Mary McLeod Bethune continues to shake up the world posthumously. A statue of the educator was unveiled in the National Statuary Hall on Wednesday, making it the first depicting a Black American in the hall’s collection, The Washington Post reports.

Bethune was a civil rights activist, presidential adviser, humanitarian and philanthropist who founded the Daytona Literary and Industrial Training School for Negro Girls, which later became Bethune-Cookman University in Daytona Beach, Florida. 

The 11-foot tall marble statue of Bethune replaced the statue of Confederate Gen. Edmund Kirby Smith, The Washington Post reports.

Bethune’s statue now sits in the National Statuary Hall to honor her as a distinguished citizen of Florida.

Since 1864, each state has possessed the authority to send two statues of respected citizens to represent their jurisdiction in the U.S. Capitol’s National Statuary Hall collection.

Interestingly, neither Congress nor the Architect of the Capitol, the agency that maintains the upkeep of the statues, can authorize the removal of any sculpture. Under the current law, only the state’s legislature and governor can order the removal of a figure.

In 2018, a state law was signed by then-Gov. Rick Scott (R) that resulted in the removal of the Smith statue in 2021.

House Speaker Nancy Pelosi (D-Calif.) commenced the unveiling ceremony of the statue of Bethune on Wednesday morning.

Students, faculty, staff and alumni of Bethune-Cookman University attended a watch party of the ceremony, WFTV reports.

Alumna and retired university worker Daisy Grimes, who was instrumental in advocating for the installation of Bethune’s statue at the Capitol through petitions, praised the momentous event.

“In spite of the obstacles — and she had them, not only because she was a woman but she was Black — but she never allowed any of those obstacles to prevent her from what her greater decision and desire was,” Grimes said, according to WFTV. “And that was to build this school.”

Though a replica of Bethune is the only statue representing a Black American in the Statuary Hall collection, statues of other noteworthy Black leaders including  Frederick Douglass and Rosa Parks, and busts of Martin Luther King Jr. and Sojourner Truth are in the Capitol building, the Post reports. 

Bethune was born on July 10, 1875, close to Maysville, South Carolina, and she was one Samuel and Patsy McLeod’s 17 children, according to the National Women’s History Museum.

She advocated for her community when President Franklin Delano Roosevelt appointed her as an adviser, and she was a close friend of former first lady Eleanor Roosevelt. 

In 1924, she served as president of the National Association of Colored Women’s Clubs and was founding president of the National Council of Negro Women in 1935. Bethune was the only Black woman in attendance at the United Nations founding conference in 1945, at the appointment of President Harry S. Truman.
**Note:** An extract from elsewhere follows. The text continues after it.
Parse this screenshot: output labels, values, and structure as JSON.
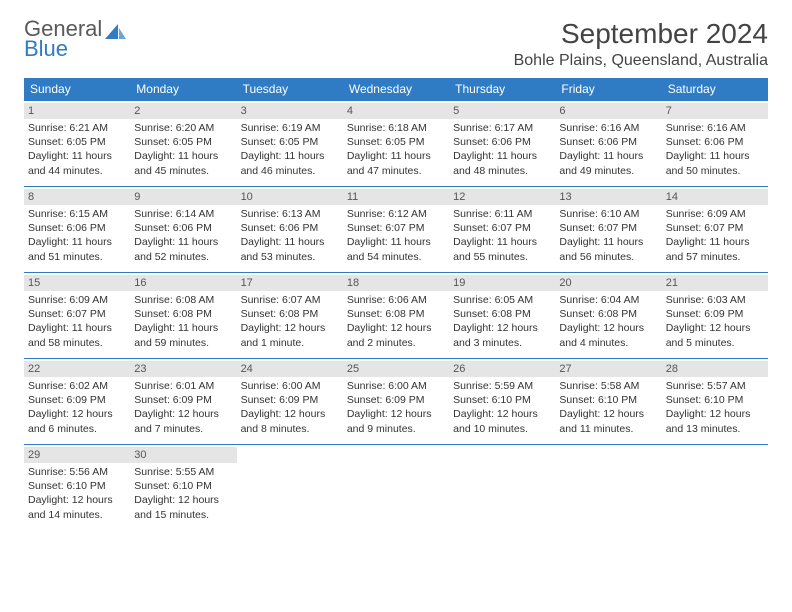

She also worked as a journalist and penned works for Black newspapers like the Pittsburgh Courier and the Chicago Defender.

Bethune co-owned a Daytona, Florida, resort and co-founded the Central Life Insurance Company of Tampa.

In 1974, a statue was placed in Washington, D.C., in her honor, and in 1985, she was celebrated with a postage stamp. 

Before her death in 1955, she established the United Negro College Fund, according to the Post.